Monday, September 05, 2005

THROWING SHOES

O' WHERE O' WHERE HAVE YOU GONE!


Well its 0500 in the morning, been up since 0300. I've been thinking of my wonderful wife. I placed several calls over the last couple of days with no luck (phone lines were down yesterday). I know you worked over the last couple of days and are probably tired, just miss you. Its race day this morning so as I'm blogging while keeping an eye on the race. On my way down to the office you have one those thoughts of? Where the hell am I? As I look off in the distance I see the palace completely dark with the exception of a few lights. Its pretty incredible just thinking of where I'm at and what I'm doing. The weather tonite/morning is just beautiful and somewhat cool (probably low 80's but very nice. Never thought I'd say 80 degrees was cool but it is) and the skies are very clear. You can just see the stars just bursting in the sky, just so brilliant and bright. Well yesterday was a slow day and everything Erik did just drove me crazy (whistling, clapping his hands, and then had his earphone in and jamming. Mouthing music, clapping and rocking back and forth in his chair). As this is going on he's trying to carry on a conversation with the Colonel. What he doesn't realize is when he's listening to music, he hears about 2-3 words out of a sentence. The Colonel repeats what he's saying 3 or 4 times, sometimes I'd like to rip that God-damn earphone right out of his ear. I don't think the Colonel knows that he has an earphone in or if he even knows what an earphone is. I got so frustrated or annoyed that I just started laughing instead of choking his dumb-ass. Yeah, I get on his nerves too. Well yesterday we threw horseshoes and you can see the pictures. Won one and lost one.
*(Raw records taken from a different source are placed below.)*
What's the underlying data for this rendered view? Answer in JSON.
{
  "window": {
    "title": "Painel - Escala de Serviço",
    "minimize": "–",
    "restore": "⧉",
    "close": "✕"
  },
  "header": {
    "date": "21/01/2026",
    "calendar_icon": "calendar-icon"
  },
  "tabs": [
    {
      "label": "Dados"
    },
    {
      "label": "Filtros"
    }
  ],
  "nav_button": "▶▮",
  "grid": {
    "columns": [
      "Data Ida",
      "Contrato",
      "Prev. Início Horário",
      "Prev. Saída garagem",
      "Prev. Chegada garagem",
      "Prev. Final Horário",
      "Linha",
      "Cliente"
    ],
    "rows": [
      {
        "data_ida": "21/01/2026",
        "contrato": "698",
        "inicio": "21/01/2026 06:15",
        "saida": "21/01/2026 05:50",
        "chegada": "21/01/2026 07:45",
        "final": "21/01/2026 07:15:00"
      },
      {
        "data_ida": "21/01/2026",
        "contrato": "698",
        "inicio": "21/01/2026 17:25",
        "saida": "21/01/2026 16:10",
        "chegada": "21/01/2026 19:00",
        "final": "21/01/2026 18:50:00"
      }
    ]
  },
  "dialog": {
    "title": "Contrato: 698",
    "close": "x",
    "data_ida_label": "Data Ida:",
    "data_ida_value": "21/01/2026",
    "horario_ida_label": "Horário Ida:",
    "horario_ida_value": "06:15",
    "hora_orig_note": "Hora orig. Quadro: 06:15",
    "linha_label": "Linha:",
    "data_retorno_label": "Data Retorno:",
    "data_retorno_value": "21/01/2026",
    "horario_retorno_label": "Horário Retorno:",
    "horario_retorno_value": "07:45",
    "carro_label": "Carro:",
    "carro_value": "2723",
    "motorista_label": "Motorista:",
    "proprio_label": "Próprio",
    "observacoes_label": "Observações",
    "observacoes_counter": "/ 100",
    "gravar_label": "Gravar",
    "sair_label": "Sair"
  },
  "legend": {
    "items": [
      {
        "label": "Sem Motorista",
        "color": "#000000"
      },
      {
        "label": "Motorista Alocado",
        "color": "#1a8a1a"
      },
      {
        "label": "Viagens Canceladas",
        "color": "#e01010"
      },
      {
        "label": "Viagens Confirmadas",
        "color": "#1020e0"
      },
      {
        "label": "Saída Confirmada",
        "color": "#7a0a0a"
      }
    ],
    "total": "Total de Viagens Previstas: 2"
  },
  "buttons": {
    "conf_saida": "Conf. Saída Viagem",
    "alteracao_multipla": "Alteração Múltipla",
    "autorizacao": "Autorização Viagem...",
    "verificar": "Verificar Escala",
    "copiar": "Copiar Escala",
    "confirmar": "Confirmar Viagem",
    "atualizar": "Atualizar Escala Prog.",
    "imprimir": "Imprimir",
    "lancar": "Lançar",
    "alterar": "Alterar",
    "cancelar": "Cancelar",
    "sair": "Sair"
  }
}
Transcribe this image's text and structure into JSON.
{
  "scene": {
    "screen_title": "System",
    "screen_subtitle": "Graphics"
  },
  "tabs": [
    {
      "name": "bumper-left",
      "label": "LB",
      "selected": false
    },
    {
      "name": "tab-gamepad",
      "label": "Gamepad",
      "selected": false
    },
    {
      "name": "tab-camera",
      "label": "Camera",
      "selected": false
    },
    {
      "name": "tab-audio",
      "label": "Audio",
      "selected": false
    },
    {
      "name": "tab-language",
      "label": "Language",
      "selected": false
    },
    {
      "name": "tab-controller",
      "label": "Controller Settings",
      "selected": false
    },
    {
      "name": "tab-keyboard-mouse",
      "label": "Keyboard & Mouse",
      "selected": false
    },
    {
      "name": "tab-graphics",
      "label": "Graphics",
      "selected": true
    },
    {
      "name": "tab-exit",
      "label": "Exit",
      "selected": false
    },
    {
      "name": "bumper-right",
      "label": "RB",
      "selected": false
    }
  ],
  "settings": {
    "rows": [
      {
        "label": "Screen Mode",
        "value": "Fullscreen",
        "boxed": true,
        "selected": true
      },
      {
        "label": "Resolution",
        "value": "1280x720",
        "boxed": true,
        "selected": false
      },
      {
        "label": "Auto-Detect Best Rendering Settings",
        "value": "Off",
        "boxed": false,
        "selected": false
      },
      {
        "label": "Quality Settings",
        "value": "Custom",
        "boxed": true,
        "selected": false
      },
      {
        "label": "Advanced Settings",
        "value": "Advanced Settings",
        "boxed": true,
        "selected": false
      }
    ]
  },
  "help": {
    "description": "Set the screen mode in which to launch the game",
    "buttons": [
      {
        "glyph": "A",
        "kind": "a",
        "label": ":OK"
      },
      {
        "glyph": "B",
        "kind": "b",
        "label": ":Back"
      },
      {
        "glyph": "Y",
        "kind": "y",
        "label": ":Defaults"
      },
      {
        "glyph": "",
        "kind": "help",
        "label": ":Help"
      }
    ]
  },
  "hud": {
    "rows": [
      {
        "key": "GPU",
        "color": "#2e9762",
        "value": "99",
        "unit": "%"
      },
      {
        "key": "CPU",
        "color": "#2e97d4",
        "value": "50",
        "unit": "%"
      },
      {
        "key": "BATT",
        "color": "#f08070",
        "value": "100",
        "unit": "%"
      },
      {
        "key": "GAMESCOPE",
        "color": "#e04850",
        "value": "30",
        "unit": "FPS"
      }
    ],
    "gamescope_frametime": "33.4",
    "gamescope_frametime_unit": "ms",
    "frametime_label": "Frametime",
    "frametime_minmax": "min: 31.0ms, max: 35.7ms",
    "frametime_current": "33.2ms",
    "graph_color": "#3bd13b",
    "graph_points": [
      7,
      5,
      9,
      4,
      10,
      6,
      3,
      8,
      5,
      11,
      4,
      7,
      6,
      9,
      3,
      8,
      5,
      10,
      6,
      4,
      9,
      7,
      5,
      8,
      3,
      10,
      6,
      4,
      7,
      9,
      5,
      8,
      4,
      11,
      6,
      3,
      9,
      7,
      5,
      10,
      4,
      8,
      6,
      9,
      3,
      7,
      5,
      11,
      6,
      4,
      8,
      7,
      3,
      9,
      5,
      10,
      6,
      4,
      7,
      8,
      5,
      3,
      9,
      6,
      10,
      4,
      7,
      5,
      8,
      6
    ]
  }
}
You can also see my coffee cup that I forgot to wash or rinse out when I went on leave, MMMMMMMMMM. Let me get a knife and spread that wonderful mold on some bread. TTYL

Friday, September 02, 2005

ALL IN A DAY



Wednesday started early, 0500 setup and 0600 shot clinic was up and running. It was an incredibly long day which finally ended around 1830 hours. The numbers are still coming in but would have to say Erik and I seen 200 plus soldiers with some soldiers getting 2-3 and 4 shots coming to a total of about 600 shots. By the end of the day we were fit to be tied, as people just kept coming. It will be interesting to see how many we actually did. Erik and I also did our debut in the show business as we made several public address announcement for the MN Army National Guard which will debut at Viking and Gophers games. It seemed a bit hokey but what the hey. PT (physical fitness test) scheduled for the end of the month so I've been getting up early to hit the gym. Eriks been complaining that my early morning workouts are bothering his beauty sleep. I've been hitting the rack early and he's been staying up late playing the X-Box, so I guess turnabout is fair play. Looking forward to hereing a post and seeing pictures of my son riding his bike without training wheels. I felt so guilty that my R&R came to an end without being able to put my sons chain back on his bike before I left which I never got too. The next door neighbors put the chain on but couldn't do much about training wheels (broken) which helped jump start his riding without training wheels. It always makes you proud to see your children make mileposts in life. Post a picture for me mom. Gotta go, love you all.